The NCAA men’s and women’s basketball tournaments are expanding to 76 teams. That news became official Thursday.

The expansion is being positioned as a way to get more mid-majors into the field, when, primarily, the universities that will benefit the most by this move will still be the power conferences.

As if they need it. The SEC got 14 of its 16 teams into the 2025 tournament.

Fewer one-bid conference champions will experience the true bracket now. That’s because all the 16-seed lines and two 15-seed lines will be determined by play-in results on Tuesday or Wednesday of Week 1 in Dayton and/or whatever city becomes Dayton 2.0 as the other “Opening Round” host. With the Field of 68, it had previously been just two 16-seed lines that were determined by Dayton “First Four” results.

It’s a money grab for more March Madness TV slots on the networks and a way to placate the power conference administrators, coaches, athletic directors and school presidents.

It’s a shortsighted decision that minimizes the achievement of qualifying for the tournament, dilutes the quality of participating teams and waters down the importance of the regular season. It also bloats the tournament calendar, complicates the simplicity of the brackets and infringes on those previously special holy days that were the Thursday and Friday that open March Madness.

Aside from all that, hey, it’s a great idea

Take a look at how many folks oppose an expanded tournament.

Did you do the quick math there? Add those top two numbers together. That means more than 96% of people agree that the tournament shouldn’t expand at all, let alone to 76 teams.

Ninety-six percent!? This is America in 2026. You can’t get 96% of people to agree on … anything.

I could walk down Carson Street tomorrow and offer the first 100 people I see a free cherry-chocolate milkshake or charge them $10 for a mug of battery acid, and I bet I’d get at least five people to tell me, “Eh, I’m lactose intolerant, so gimme the battery acid.”

No one wants this. Bigger is not always better. More is not always necessary. And, sorry Gordon Gekko, greed is not always good.

But no one listened at the NCAA level, and no one will pay attention in the offices of the NFL either. That’s where we can find another developing example of too much of a good thing.

New England Patriots owner Robert Kraft recently told Vanity Fair that he’s hoping an 18th game will be added to the NFL schedule.

“In our new labor agreement, I hope we go to 18 games and two preseason games,” Kraft said. “If we do that, it would allow us to hopefully go to 16 international games, so we would have every team, every year play an international game, which would be built mainly through a streaming audience.”

The current labor deal expires after the 2030 campaign. But ProFootballTalk.com says an 18th-game agreement with the NFL Players Association anytime before then — perhaps as early as next year — shouldn’t be ruled out.

Once again, the fans I’m interacting with want no part of that. Almost 73% of respondents to a different poll would prefer to see the NFL schedule remain at 17 games, or even roll back to 16 games.

The reasons are obvious. Fans don’t care about the international games. They don’t want more holiday and midweek broadcast windows. A season that already stretches from early September to mid-February is plenty long enough as it is. The two byes associated with an 18-game campaign are choppy and boring.

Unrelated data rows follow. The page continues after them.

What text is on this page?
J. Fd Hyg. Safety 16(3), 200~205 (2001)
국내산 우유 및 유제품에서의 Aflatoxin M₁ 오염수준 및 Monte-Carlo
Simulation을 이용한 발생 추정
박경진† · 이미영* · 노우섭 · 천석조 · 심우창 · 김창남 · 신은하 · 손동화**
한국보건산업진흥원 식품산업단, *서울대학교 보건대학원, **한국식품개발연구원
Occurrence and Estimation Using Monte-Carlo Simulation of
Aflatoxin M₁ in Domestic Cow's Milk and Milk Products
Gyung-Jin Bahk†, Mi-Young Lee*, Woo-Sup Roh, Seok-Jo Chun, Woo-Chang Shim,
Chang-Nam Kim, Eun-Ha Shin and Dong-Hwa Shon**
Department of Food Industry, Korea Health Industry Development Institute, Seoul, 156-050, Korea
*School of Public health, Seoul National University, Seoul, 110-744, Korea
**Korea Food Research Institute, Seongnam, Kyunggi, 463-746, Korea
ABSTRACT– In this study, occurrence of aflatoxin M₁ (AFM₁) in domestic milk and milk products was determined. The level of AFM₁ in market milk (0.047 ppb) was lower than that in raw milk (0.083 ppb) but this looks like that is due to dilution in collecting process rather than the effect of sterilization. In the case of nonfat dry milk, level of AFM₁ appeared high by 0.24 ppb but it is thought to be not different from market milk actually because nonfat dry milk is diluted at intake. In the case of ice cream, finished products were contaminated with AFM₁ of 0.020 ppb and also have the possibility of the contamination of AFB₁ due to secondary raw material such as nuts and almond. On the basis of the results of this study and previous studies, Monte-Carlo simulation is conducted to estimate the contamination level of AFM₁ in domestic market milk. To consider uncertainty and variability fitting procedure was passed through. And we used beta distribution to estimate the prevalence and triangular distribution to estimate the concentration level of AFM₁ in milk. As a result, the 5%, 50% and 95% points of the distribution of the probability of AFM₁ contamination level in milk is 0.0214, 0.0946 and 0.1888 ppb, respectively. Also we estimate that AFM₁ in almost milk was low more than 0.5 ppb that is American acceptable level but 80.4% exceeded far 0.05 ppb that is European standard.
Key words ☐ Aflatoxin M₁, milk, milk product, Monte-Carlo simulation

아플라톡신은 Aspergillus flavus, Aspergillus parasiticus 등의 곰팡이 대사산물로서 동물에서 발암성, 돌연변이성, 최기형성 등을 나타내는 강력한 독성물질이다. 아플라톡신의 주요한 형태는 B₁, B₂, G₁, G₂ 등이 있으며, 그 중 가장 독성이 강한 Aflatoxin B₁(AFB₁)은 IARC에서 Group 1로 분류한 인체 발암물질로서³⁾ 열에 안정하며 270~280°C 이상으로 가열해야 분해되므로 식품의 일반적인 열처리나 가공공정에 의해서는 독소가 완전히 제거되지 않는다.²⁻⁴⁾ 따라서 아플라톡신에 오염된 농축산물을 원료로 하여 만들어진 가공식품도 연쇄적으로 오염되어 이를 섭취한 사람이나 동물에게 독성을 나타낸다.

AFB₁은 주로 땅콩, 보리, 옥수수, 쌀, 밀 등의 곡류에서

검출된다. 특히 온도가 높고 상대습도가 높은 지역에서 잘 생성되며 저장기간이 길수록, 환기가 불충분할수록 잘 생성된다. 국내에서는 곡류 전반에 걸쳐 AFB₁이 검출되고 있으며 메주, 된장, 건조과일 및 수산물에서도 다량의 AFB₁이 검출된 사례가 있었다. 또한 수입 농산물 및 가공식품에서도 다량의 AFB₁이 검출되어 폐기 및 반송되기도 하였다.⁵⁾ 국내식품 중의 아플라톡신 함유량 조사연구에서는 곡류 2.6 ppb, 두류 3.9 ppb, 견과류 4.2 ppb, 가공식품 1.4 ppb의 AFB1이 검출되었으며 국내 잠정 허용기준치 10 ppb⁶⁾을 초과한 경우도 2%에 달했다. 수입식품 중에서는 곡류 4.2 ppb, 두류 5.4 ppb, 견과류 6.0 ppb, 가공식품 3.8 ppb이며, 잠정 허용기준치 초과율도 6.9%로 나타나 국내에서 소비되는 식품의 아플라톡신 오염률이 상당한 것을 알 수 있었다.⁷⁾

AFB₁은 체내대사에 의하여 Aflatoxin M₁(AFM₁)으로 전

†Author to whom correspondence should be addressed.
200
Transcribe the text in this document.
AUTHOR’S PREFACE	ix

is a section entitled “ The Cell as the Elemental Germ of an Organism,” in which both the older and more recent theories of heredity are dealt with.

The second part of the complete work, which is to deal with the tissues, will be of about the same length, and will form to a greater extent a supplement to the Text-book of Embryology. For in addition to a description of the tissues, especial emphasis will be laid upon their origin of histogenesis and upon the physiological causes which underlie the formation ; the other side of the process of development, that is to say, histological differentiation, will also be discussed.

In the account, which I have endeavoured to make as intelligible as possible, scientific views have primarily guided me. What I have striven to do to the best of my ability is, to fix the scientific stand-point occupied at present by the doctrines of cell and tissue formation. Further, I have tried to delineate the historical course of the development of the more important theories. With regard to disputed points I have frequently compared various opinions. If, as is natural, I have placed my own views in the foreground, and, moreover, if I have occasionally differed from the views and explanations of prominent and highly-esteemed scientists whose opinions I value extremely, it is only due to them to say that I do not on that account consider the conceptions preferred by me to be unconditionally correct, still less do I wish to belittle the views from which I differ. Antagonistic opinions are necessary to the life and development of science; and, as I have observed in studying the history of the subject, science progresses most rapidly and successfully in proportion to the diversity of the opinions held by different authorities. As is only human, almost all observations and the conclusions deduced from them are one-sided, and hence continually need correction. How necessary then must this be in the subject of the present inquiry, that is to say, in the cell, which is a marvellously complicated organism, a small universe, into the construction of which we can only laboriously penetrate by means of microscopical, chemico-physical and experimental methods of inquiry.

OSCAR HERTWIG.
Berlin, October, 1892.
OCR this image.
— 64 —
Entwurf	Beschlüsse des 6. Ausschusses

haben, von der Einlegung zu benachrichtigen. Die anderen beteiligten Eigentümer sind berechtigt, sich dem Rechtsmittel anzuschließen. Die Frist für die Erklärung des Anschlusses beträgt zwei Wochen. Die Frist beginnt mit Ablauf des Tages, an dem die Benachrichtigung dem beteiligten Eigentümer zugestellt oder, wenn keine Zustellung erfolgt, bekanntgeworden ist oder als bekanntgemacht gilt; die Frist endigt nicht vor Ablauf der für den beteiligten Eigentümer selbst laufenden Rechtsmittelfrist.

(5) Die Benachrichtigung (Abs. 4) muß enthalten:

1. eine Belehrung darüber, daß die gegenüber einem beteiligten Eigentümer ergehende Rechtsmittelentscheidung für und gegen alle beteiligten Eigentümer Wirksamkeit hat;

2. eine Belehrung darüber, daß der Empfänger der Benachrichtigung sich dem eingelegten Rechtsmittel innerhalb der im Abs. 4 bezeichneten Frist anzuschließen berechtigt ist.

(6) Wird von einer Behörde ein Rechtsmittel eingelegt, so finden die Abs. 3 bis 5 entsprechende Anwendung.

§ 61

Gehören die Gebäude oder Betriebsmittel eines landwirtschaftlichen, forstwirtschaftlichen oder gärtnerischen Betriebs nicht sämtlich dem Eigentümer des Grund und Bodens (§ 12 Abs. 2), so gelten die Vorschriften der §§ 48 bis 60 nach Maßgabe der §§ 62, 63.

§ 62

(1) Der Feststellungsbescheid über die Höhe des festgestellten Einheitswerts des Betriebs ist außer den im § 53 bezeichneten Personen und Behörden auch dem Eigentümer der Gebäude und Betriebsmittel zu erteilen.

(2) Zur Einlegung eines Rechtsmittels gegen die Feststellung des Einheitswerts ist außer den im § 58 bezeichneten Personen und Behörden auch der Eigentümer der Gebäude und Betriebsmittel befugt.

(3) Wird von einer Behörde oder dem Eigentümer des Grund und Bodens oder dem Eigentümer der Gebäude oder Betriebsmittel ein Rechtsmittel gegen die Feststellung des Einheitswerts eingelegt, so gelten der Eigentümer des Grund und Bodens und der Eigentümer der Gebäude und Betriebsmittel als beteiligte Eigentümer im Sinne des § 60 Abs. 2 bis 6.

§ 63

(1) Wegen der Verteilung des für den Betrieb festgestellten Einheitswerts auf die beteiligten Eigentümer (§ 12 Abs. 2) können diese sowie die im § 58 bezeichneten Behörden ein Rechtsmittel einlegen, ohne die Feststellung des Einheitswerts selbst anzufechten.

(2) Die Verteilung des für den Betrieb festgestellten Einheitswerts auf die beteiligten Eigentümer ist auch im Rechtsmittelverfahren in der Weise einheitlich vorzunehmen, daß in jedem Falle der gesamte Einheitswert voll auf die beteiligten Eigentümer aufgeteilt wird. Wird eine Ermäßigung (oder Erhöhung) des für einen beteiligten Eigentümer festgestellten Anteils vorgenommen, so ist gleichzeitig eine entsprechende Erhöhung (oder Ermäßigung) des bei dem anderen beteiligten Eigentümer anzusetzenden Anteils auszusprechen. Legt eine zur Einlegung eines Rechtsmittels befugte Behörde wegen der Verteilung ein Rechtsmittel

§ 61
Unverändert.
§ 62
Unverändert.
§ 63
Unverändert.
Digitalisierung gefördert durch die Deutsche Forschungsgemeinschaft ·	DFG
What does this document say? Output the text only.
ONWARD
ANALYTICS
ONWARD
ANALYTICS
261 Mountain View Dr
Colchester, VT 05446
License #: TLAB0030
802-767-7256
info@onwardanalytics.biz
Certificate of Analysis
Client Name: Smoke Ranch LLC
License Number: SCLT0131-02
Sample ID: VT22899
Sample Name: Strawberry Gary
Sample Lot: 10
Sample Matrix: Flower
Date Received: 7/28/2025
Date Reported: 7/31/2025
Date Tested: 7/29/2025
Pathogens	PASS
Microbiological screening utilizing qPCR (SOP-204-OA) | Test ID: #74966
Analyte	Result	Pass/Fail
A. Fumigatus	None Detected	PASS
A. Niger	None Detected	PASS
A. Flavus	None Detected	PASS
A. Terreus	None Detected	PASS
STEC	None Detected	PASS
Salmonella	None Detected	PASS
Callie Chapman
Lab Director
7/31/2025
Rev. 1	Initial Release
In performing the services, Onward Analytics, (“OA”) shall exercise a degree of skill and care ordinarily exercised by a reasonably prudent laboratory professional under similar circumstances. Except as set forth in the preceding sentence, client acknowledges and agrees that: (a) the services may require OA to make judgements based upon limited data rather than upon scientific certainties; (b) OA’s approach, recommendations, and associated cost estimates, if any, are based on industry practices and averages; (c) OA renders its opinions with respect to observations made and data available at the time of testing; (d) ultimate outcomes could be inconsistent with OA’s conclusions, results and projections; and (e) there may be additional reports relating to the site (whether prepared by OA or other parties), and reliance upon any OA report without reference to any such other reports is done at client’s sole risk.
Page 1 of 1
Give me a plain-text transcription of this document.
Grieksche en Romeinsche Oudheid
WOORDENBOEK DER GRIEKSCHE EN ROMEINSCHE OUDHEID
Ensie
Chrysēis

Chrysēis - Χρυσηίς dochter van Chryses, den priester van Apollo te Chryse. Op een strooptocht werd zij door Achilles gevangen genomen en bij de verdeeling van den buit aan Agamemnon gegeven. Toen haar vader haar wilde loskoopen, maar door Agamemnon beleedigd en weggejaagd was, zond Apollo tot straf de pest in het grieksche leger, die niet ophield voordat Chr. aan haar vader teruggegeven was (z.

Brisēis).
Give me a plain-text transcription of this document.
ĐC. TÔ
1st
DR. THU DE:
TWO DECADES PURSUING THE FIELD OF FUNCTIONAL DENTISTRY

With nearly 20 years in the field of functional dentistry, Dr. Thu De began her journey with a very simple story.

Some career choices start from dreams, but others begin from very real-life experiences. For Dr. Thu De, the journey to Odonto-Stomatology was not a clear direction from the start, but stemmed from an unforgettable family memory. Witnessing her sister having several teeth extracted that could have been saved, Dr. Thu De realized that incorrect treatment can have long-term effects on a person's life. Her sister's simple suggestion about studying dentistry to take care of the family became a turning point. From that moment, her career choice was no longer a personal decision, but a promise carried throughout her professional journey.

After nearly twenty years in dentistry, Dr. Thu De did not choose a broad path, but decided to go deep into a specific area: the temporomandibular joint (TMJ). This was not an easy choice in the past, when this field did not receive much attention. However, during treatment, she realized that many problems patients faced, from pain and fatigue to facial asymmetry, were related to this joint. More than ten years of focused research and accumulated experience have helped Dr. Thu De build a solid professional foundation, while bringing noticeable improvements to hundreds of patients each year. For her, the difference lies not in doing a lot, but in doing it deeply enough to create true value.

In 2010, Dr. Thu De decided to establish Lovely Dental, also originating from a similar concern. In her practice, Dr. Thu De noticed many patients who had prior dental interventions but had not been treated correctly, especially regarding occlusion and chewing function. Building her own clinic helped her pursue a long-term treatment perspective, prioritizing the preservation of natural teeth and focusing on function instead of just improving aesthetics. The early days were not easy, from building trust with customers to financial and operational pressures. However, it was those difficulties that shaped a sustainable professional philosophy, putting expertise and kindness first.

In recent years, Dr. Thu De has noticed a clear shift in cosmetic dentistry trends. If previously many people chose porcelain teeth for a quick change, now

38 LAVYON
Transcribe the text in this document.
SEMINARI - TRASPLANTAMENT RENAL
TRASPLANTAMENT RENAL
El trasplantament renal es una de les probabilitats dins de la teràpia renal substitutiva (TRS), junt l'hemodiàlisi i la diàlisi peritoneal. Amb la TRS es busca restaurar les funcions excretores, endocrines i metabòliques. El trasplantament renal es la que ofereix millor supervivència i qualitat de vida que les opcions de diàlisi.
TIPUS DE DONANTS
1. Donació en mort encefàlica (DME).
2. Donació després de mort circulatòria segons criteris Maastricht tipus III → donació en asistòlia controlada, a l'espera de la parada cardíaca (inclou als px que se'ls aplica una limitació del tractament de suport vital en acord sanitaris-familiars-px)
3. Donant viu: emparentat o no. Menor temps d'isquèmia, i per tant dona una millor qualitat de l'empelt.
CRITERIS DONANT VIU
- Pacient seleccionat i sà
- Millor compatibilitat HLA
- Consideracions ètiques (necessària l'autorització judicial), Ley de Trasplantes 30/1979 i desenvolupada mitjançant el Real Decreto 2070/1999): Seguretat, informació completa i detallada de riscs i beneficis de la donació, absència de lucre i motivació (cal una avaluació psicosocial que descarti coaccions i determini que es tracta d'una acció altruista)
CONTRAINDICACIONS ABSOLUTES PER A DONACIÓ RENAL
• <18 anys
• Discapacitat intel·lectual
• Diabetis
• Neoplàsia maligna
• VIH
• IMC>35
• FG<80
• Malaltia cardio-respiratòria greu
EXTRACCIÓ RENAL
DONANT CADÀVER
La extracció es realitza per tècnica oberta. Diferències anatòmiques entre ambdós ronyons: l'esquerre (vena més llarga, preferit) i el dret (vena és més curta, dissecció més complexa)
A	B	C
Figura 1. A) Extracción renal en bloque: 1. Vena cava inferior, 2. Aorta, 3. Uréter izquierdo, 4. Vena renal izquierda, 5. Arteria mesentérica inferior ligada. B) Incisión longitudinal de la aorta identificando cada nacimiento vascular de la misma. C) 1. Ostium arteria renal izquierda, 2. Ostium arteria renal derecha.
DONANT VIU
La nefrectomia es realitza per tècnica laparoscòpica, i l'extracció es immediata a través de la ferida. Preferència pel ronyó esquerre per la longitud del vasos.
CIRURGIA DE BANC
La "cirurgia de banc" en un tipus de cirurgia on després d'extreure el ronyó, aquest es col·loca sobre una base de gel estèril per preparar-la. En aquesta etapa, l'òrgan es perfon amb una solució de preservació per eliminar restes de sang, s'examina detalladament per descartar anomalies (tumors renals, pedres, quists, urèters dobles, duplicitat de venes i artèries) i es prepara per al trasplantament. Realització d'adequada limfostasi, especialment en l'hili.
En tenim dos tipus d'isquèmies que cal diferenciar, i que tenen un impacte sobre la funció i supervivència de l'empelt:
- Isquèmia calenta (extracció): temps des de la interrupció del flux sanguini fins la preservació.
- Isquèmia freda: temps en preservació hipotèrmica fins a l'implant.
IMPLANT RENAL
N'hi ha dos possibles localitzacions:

The more games teams play, the less impactful each individual game is. Most importantly, an 18th regular-season game could result in more injuries to star players, who may then be out for the postseason. And for bad teams that are out of it in November, it would create an atmosphere that will encourage tanking.

Not to mention, there isn’t a fan alive who cares if this means more network television money for the teams and the players. What the fans do care about is the likelihood of season-ticket price increases and one more gameday of traffic, overpriced concessions and excessive parking costs.

Awesome plan, Roger Goodell. Everybody seems on board.

Even with the caveat of dropping one of the meaningless preseason games, I don’t need to see an 18th week.

The great irony here is that if the NFL could, it’d probably expand so that games went deeper into February and maybe even March. But many networks (mainly CBS and ESPN) would then run into conflicts with — you guessed it — college basketball conference tournaments and March Madness.

At this rate, the Super Bowl halftime show might be replaced by a 16-seed “Opening Round” game played on a hardwood court set up on the 50-yard line in between the second and third quarters.

Actually, I should delete that line. I don’t want to give the NFL and the NCAA any ideas.